Counting the electricity costs
However much Bill Shorten and Labor try to dismiss the analysis of Climate Change Authority modelling showing Labor’s 50 per cent renewable energy target by 2030 would pile an average $200 a year on to household power bills, their denials will be unconvincing while the opposition fails to produce and explain its own modelling. As Simon Benson revealed yesterday, the analysis of CCA modelling, a body set up by the Gillard government, has calculated that Labor’s energy policy, including its 45 per cent emissions reduction target, would require17,000 megawatts of coal-fired power to be taken out of the National Electricity Market. That figure would be equivalent to 75 per cent of existing coal-fired generation, or 10 coal-fired power stations similar in size to Hazelwood. Such a transition to renewables would reduce Australia’s 16 coal-fired power stations to one or two.
Opposition energy spokesman Mark Butler said yesterday the analysis was based on modelling Labor had never supported. But he did not offer alternative projections. In contrast, Energy Minister Josh Frydenberg has promised that before energy ministers meet next month, he will release modelling of the government’s National Energy Guarantee policy, which he says will cut household bills up to $115 a year.

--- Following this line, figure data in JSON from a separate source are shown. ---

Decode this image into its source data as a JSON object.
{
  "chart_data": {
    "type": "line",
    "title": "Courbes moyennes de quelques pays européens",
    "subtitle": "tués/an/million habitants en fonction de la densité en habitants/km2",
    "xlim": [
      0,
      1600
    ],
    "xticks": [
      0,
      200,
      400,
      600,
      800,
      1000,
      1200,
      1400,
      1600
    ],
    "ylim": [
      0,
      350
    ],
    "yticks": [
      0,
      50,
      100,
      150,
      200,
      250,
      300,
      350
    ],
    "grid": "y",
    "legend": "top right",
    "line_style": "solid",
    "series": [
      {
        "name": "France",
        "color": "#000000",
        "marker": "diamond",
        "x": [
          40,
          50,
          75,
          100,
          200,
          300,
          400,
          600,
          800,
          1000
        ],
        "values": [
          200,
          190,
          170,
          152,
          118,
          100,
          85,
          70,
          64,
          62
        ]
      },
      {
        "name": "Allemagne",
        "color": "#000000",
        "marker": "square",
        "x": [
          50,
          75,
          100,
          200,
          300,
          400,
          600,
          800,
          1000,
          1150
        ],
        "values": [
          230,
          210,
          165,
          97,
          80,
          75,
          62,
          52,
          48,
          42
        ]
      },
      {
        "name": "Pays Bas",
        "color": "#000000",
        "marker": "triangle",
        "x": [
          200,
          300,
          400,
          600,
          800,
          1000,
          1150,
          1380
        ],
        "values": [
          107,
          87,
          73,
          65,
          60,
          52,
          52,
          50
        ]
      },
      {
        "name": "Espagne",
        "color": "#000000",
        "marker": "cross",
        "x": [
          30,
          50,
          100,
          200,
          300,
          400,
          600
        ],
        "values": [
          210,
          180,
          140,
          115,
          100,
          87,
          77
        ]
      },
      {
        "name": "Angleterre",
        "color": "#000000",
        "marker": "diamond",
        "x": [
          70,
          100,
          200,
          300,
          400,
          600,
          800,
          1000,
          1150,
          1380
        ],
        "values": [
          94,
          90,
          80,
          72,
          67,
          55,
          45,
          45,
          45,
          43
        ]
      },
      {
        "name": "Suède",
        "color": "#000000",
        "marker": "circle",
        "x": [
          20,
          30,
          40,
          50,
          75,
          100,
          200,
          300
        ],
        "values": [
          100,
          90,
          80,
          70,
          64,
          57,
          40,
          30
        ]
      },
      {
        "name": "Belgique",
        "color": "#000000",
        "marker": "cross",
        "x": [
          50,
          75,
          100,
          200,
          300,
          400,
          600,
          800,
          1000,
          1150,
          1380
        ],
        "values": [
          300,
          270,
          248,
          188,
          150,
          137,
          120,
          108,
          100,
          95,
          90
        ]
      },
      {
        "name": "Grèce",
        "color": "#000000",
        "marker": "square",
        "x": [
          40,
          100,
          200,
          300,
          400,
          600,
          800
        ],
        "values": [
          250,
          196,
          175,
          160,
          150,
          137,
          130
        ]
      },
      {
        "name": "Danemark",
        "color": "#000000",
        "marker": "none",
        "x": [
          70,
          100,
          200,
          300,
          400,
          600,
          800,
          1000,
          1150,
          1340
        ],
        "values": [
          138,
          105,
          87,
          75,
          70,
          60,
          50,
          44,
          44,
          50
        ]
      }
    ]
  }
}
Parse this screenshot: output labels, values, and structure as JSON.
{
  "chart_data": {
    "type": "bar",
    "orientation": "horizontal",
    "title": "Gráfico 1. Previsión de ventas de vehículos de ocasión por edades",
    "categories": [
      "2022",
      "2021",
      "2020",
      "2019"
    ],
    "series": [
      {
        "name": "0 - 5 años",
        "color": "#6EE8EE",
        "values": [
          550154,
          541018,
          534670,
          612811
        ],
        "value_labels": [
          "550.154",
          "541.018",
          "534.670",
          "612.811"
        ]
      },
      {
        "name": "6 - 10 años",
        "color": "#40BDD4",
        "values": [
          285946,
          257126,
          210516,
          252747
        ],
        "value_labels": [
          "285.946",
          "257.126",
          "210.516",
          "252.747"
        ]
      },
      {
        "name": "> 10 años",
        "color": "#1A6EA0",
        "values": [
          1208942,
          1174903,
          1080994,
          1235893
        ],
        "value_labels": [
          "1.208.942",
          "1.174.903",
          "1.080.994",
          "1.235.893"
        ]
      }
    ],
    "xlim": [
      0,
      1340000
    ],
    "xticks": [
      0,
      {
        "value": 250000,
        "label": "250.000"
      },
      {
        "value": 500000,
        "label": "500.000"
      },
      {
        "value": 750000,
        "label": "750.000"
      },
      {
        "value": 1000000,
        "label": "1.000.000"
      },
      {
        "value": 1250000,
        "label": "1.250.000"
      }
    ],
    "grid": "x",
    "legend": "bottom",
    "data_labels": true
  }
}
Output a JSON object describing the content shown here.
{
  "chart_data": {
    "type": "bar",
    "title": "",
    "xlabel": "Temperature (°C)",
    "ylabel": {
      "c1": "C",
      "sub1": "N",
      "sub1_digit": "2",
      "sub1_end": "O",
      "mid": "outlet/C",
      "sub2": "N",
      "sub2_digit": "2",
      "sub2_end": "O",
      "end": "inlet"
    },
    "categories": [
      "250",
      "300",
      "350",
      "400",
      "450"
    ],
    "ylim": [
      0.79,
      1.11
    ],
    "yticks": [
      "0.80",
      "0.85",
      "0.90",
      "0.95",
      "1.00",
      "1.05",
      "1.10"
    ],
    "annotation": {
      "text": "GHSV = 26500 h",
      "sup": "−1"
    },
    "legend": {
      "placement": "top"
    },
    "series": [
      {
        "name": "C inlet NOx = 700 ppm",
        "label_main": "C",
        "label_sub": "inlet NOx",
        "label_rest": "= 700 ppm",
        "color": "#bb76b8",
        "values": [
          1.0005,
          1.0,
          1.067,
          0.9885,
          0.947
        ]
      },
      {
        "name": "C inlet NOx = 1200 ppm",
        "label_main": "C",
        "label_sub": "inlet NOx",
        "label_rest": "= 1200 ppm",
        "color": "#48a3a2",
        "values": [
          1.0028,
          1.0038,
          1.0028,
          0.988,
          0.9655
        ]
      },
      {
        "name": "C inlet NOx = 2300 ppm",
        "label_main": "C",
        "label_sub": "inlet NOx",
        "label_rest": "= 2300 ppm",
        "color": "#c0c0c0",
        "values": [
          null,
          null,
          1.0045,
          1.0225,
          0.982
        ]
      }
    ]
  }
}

Mr Shorten has criticised the NEG for scaling down Australia’s renewable energy industry in return for a “lousy” 50c-a-week saving. But the CCA modelling has strengthened Malcolm Turnbull’s case. Based on available figures, the Coalition’s policy would leave householders $300 a year better off. As Mr Shorten said in Geelong last week, “if spiralling gas and electricity prices are not tackled, the energy crisis will become a jobs crisis”, especially in manufacturing. But scaling back the use of coal-fired power, a cornerstone of Labor policy, would exacerbate the problem. After years of soaring prices, blackouts in South Australia and looming shortages, consumers and business will have little patience with Labor’s vague denials that the cost of Labor policy is wrong. Mr Shorten needs to detail the impact of his policy.